En alguna ocasión el boticario ha sido hasta patriota heróico, como aquel descendiente imaginario de Diego García de Paredes, el militar que combatió junto al Gran Capitán que, en el cuento de Pedro Antonio de Alarcón ‘El afrancesado’, se inmola junto a la oficialidad francesa invasora, con vino cargado de opio.
No es extraño que la literatura romántica viera en el farmacéutico un aliado de cupido. En Los amantes de Teruel, Hartzenbusch nos presenta a un boticario capaz de ayudar a los enamorados en sus cuitas, siempre con un frasco de bálsamo o una tisana oportuna. Y si cruzamos fronteras, encontramos al inolvidable Homais de Madame Bovary, tan ufano de su saber cómo ciego ante su propia mediocridad. Flaubert no escatimó en ironía para retratar a este boticario que, con su verborrea científica, encarna la petulancia del saber superficial y el peligro del aficionado a todo y experto en nada.
En la literatura reciente encontramos tres novelas que llevan por título ‘La farmacéutica’ una alemana, de género policiaco, otra francamente erótica y una última de Jean de Giradoux, de contenido literario, y muy difícil de encontrar en el mercado de segunda mano.
La poesía tampoco ha sido ajena a la figura del farmacéutico. En los versos populares, el boticario aparece como el que guarda el veneno del despecho o el filtro de amor desesperado. “Boticario de amor, ¿qué me das para este mal?”, podría rezar una copla. Y es que al final, el farmacéutico, en la literatura como en la vida, es el guardián de los remedios y de los venenos, el alquimista moderno que, entre fórmulas y recetas, guarda los secretos de la salud… y de la muerte.
Hoy, cuando la farmacia brilla con luces de neón y el farmacéutico empuña el escáner con la misma destreza que antes empuñaba el mortero, su figura literaria permanece impasible, con el mismo aire de discreta autoridad, de guardián de secretos.

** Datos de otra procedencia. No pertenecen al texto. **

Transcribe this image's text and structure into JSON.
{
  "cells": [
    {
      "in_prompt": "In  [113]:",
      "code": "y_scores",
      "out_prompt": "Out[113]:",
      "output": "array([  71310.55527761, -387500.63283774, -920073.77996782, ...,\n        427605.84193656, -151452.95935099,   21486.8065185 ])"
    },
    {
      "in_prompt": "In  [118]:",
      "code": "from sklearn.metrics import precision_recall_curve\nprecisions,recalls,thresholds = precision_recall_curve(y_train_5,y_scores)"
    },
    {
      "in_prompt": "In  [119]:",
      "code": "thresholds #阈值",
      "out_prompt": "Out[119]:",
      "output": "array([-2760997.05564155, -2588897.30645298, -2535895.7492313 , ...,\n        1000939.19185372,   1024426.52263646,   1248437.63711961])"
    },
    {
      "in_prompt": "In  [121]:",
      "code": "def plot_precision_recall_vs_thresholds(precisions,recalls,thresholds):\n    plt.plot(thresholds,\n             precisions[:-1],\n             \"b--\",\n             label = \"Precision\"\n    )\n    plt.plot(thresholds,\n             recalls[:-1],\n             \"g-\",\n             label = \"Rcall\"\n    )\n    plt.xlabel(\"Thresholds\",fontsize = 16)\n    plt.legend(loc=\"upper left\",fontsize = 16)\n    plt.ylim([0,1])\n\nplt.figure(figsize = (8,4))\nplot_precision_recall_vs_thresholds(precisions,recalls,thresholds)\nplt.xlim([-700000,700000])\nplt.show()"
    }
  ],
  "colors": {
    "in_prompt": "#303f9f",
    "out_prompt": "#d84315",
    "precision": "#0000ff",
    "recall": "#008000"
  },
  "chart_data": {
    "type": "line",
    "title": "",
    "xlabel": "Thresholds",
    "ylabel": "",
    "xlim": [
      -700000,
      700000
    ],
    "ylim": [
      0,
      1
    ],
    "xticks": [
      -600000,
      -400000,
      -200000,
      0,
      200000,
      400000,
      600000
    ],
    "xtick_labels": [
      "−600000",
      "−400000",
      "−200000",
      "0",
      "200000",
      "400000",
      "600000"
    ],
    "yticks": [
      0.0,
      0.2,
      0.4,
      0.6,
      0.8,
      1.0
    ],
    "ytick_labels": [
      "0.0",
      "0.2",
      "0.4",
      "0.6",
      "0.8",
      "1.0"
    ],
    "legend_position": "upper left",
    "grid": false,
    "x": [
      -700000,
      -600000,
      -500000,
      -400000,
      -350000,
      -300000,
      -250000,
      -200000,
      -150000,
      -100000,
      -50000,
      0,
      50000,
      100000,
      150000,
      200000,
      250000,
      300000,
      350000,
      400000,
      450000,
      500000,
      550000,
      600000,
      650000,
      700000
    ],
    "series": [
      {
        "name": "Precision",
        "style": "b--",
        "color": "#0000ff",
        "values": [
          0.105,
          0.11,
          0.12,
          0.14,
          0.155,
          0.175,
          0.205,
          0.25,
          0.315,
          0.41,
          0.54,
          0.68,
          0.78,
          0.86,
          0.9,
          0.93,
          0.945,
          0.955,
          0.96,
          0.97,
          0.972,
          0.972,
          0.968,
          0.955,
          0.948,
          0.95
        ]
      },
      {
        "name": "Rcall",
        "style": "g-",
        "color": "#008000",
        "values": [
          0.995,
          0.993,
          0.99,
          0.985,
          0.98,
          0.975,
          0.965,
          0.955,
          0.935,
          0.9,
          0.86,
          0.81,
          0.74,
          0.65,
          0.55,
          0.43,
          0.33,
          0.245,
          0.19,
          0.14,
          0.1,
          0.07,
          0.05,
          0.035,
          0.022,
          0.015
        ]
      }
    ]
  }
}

Quizá por eso la literatura nunca lo ha dejado ir: porque, como los buenos remedios, el farmacéutico de novela no pasa de moda. Y quién sabe si, en el próximo capítulo de nuestras vidas, no será precisamente él quien nos salve del veneno de la prisa, del mal de la soledad… o de ese virus que todavía no tiene nombre pero que ya está buscando su antídoto entre las páginas de un buen libro.
Y ahí seguirá el farmacéutico literario, entre sombras de anaqueles y brillos de frascos, dispensando remedios para los males del cuerpo y, bastantes veces, para los del alma.